I’ve linked to them here both because they’re well worth reading and learning from, and because there is something that has been bothering me since I read a draft of Code Generation in Action. The first line of Jack’s java.net article captures it. Here’s the full first paragraph for context:

  Code generation is a key new trend in engineering, one that you need to
  understand well.  The reason is simple: today's modern frameworks are
  extremely code-intensive. Using a code generator to build the code for
  you can save you a lot of time, both in writing the code and fixing the
  inevitable bugs that spring from swathes of hand-written code.

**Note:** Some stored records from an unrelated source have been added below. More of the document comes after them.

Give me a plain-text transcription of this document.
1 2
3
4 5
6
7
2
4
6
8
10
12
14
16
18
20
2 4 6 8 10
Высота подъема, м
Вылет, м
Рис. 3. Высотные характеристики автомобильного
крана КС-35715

And, later in the article, Jack’s definition of code generation:

  Code generation is using one application to build code for
  another application.

So, code generation is the automation of code creation for the purpose of reducing defects and increasing developer productivity. Defect reduction is largely what inspired John Mauchly in 1949 to create “Short Code”, which had to be hand-compiled to machine code. Its purpose was to allow developers to think at a higher level and to avoid the 1s and 0s of machine code while programming. Afterward, Grace Hopper took this to the next logical level, and in 1951, created the first compiler. Developers could think and write code at a higher level and the computer would generate machine code for them. I’m no historian, but this appears to be the first concrete example of code generation. And, even in 1951, its goals were the same as today: faster, less defect-ridden coding.

This is not all to say that there isn’t really something ‘new’ going on now. I think what feels ‘new’ to Jack is that he and others have recognized that it’s time to shift a little further up the value chain (again). Java and .NET provide suitable plumbing, but there’s no need to think at that low a level for many of today’s application development needs. Naked Objects solves the problem in a different way. Smalltalk and Ruby solve it in yet another way (you don’t see much code generation going on in the high-level, dynamic language world—incidentally, Jack’s book uses Ruby to generate Java code. Ruby is the high level language and Java is the "machine code").

I’d say this new trend in engineering is really just the natural progression of an ever-present trend in our industry’s evolution. Today’s high level, cutting-edge language, environment, or paradigm is tomorrow’s machine code. Jack’s right: code generation is important and you `do` need to understand it…unless you like being a plumber.